According to Time magazine there are 43 quintillion unique Rubik’s Cube configurations. That’s almost as many napkin folds that have been invented by managers in the restaurant industry.
Each year, around this time, restaurateurs begin analyzing staff in hopes of finding fault with a few employees in order to cut payroll. I always looked to the managers of my restaurants because they were the ones working the least when it was slow, and bringing down the biggest salaries.
Plus, February in Minnesota was a month that needed little management skills. I always assumed I could get by without the top echelon of management and then rehire fresh minds and bodies in the beginning of April, especially if my manager or assistant manager had some notches in their personnel file that left a scar or two on their future.

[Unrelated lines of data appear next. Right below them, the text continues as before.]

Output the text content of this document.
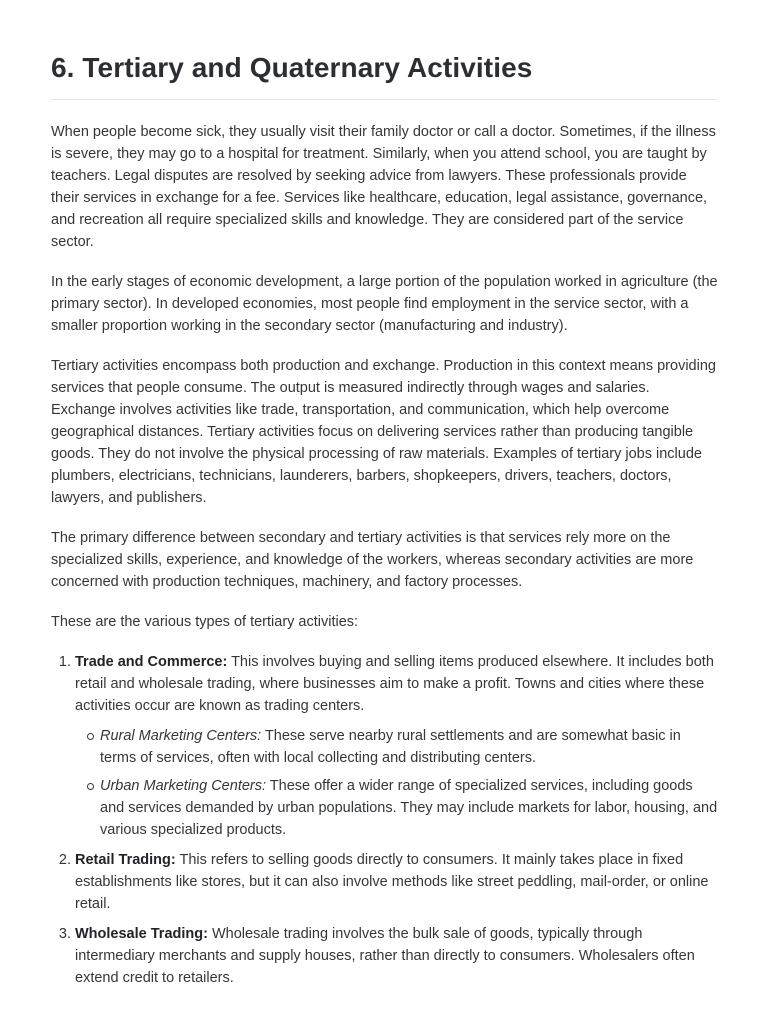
6. Tertiary and Quaternary Activities

When people become sick, they usually visit their family doctor or call a doctor. Sometimes, if the illness is severe, they may go to a hospital for treatment. Similarly, when you attend school, you are taught by teachers. Legal disputes are resolved by seeking advice from lawyers. These professionals provide their services in exchange for a fee. Services like healthcare, education, legal assistance, governance, and recreation all require specialized skills and knowledge. They are considered part of the service sector.

In the early stages of economic development, a large portion of the population worked in agriculture (the primary sector). In developed economies, most people find employment in the service sector, with a smaller proportion working in the secondary sector (manufacturing and industry).

Tertiary activities encompass both production and exchange. Production in this context means providing services that people consume. The output is measured indirectly through wages and salaries. Exchange involves activities like trade, transportation, and communication, which help overcome geographical distances. Tertiary activities focus on delivering services rather than producing tangible goods. They do not involve the physical processing of raw materials. Examples of tertiary jobs include plumbers, electricians, technicians, launderers, barbers, shopkeepers, drivers, teachers, doctors, lawyers, and publishers.

The primary difference between secondary and tertiary activities is that services rely more on the specialized skills, experience, and knowledge of the workers, whereas secondary activities are more concerned with production techniques, machinery, and factory processes.

These are the various types of tertiary activities:

1. Trade and Commerce: This involves buying and selling items produced elsewhere. It includes both retail and wholesale trading, where businesses aim to make a profit. Towns and cities where these activities occur are known as trading centers.
Rural Marketing Centers: These serve nearby rural settlements and are somewhat basic in terms of services, often with local collecting and distributing centers.
Urban Marketing Centers: These offer a wider range of specialized services, including goods and services demanded by urban populations. They may include markets for labor, housing, and various specialized products.
2. Retail Trading: This refers to selling goods directly to consumers. It mainly takes place in fixed establishments like stores, but it can also involve methods like street peddling, mail-order, or online retail.
3. Wholesale Trading: Wholesale trading involves the bulk sale of goods, typically through intermediary merchants and supply houses, rather than directly to consumers. Wholesalers often extend credit to retailers.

It was inevitable, lurking lakeside in the winter, that most of our wait staff bailed for warmer climates, 25 miles east in the city, or headed south to Florida, Mexico, or the Islands. Usually I replaced the frigidity of winter with the warmth of an eight-burner range. I headed into the kitchen to assist the chef, as he had laid off most of the summertime line-guys. That left the manager alone, in an empty dining room experimenting with the napkin fold.
Napkin folds are a sure sign of territorial ownership. Each time a new manager walked through the door, they would initiate a new napkin fold in order to show their power to the staff. It was a way of making their mark. Eventually, I would ask in the interview process what their favorite napkin fold was and if they thought I should be using it. Of course, the answer was always positive. I finally decided that I would stop replacing managers once I found a fold I was comfortable with, and that working with a person with potential, to think outside of the box, was better than trying to train someone new.

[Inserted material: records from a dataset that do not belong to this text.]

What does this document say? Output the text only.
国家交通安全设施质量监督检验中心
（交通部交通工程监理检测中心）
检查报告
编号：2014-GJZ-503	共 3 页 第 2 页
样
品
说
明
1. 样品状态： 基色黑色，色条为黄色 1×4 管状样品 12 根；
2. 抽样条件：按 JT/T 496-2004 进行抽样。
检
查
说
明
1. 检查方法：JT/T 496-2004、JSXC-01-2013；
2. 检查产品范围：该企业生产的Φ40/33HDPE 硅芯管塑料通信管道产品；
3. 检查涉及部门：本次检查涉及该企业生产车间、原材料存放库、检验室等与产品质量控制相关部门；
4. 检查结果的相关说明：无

Now I am sure that restaurant managers across the country are erasing this blog from their favorite’s page right about now. But, they shouldn’t. They need to think of techniques as people responsible for the bottom line, to build a better business. Good managers take ownership of the business they are running and think of it as their own. Nothing aggrevates an owner more than a manager who is doing nothing because the dining room is empty.
I always trained my managers, and my staff to think catering. All the time. catering is the bonus that restaurant owners don’t take advantage of.
Although it seems months away, now is the time to sit back and think of a new menu or theme for those summer parties and weddings. Get the managers focused on April. Have them prepare a marketing program and present it to the staff to see what response they get. Have the managers get on the phone and call some of your best, and their best customers, who are really clients, and find out how they are doing. Do they want to book any parties this summer. Get your customers thinking about those almost booked up weekends. Have them communicate with your vendors.
I would spent one day each week, calling my many vendors, finding out how they were surviving the winter, and letting them know that we were slow, but that we were looking towards a great spring.
I spoke with Tom Fritz Jr. last week. He and his father bought my restaurants in Minnesota, almost a decade ago. The 350 seat lakeside property that he now operates is cold and dark and frigid on the banks of the worlds largest ice rink, Lake Minnetonka. Fritz told me that he works the floor on Wednesdays and Thursdays and the chef and a line cook work the kitchen. The manager tends bar.
The wait staff works on the weekends on a rotational basis and some have become snow birds and headed south until the rink becomes passable for vessels.
I spoke with Fritz about the manager dilemma and we came to the same conclusion. The napkin fold your used to, may be better than the napkin fold you may get.